A new family of tetra-anionic tetradentate amidate ligands, N1,N1′-(1,2-phenyl­ene)­bis­(N2-methyl­oxal­amide) (H4L1), and its derivatives containing electron-donating groups at the aromatic ring have been prepared and characterized, together with their corresponding anionic Cu­(II) complexes, [(LY)­Cu]2–. At pH 11.5, the latter undergoes a reversible metal-based III/II oxidation process at 0.56 V and a ligand-based pH-dependent electron-transfer process at 1.25 V, associated with a large electrocatalytic water oxidation wave (overpotential of 700 mV).

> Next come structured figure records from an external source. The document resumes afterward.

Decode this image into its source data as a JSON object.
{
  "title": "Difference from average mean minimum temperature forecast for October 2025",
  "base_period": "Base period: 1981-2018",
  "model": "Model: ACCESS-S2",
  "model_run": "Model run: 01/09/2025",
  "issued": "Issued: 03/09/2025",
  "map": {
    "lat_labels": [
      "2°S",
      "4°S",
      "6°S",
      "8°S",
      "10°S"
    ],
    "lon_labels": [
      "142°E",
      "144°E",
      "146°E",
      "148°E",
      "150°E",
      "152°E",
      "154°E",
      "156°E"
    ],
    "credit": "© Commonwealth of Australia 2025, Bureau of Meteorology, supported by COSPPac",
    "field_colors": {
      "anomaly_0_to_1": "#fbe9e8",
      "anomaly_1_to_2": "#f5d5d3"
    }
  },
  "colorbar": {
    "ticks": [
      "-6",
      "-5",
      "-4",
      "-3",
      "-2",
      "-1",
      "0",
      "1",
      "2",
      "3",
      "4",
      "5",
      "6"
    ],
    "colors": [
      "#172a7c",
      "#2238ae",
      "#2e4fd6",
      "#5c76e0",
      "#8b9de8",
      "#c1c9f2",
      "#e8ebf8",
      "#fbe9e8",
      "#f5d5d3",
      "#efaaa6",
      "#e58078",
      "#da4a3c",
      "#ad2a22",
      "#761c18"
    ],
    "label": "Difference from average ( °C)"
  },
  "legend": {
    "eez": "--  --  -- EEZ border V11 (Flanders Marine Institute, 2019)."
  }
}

Foot-of-the-wave analysis gives a catalytic rate constant of 3.6 s–1 at pH 11.5 and 12 s–1 at pH 12.5. As the electron-donating capacity at the aromatic ring increases, the overpotential is drastically reduced down to a record low of 170 mV. In addition, DFT calculations allow us to propose a complete catalytic cycle that uncovers an unprecedented pathway in which crucial O–O bond formation occurs in a two-step, one-electron process where the peroxo intermediate generated has no formal M–O bond but is strongly hydrogen bonded to the auxiliary ligand.